In prison, being sorry and making amends for what you have done is so commonplace that many inmates, without asking, will volunteer all the reasons why they have done something wrong – all of their bad choices to pursue something other than the straight and narrow path. It’s as if they are practising for the parole board hearing where they must explain to the hearing officers why they deserve to live among those of us who are free. Once I asked a man serving a life sentence what would happen if he weren’t sorry. He said that it was ‘unthinkable’ because it raised too many questions that could never be answered. In other words, by embracing apologies and individual responsibility, those who are incarcerated or facing incarceration can in some measure participate in the terms of a system that will decide their future.

For powerful figures, apologies are vague and serve to restore order and, often, to rehabilitate a public image

Plus, there is no clear standard of what constitutes an acceptable or sincere apology. As a result, individuals facing parole hearings often desperately grasp at many ways to show that they are models of repentance, while prosecutors counter by portraying everyone as monstrous career criminals. The prominent role of individual responsibility, of course, moves attention away from systemic patterns, such as a society that locks up six times as many African-Americans as whites.

In a system where justice is supposed to be impartial, the apology is almost too personal. Particularly, its impact is often tied to the subject’s social status. If the least powerful offenders end up proffering multiple, self-flagellating apologies from prison, the apology indemnifies the most powerful. When Goldman Sachs CEO Lloyd Blankfein, JP Morgan CEO Jamie Dimon and other leading figures in the 2008 financial collapse apologised to federal officials and, ostensibly, the public, their apologies were widely reported as occasions of considerable gravity and consequence. The Justice Department never pursued criminal charges against any individual and, instead, gave the banks ample opportunities to enact procedures designed to ensure better compliance – in other words, the focus was on preventing recidivism rather than punishment.

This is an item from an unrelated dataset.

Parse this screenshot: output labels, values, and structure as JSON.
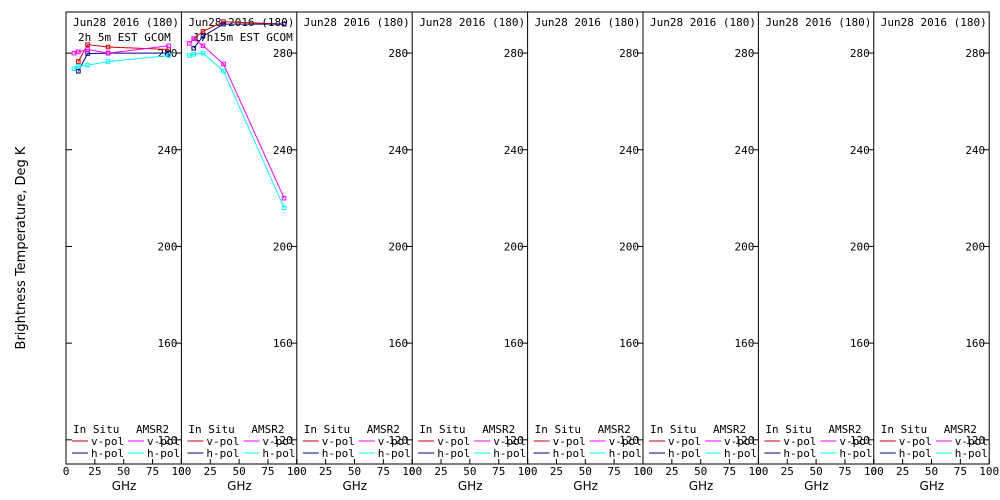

Apologies, therefore, seem to bring the weight of their offences further down on the relatively weak, serving to validate their punishment. For powerful figures, it’s quite the opposite – apologies are vague and serve to restore order and, often, to rehabilitate a public image. But what, specifically, are they apologising for?

Jamie Dimon, for example, said that JP Morgan’s losses were ‘embarrassing’ and testified that the ‘buck stops with me’. He appears to take responsibility, but for what? The consequences for him are fairly minimal.

When people convicted of violent crimes apologise, the apology often involves explicit acknowledgement of the consequences of their actions. When the powerful apologise, generalisations or banalities in the vein of ‘mistakes were made’ often suffice.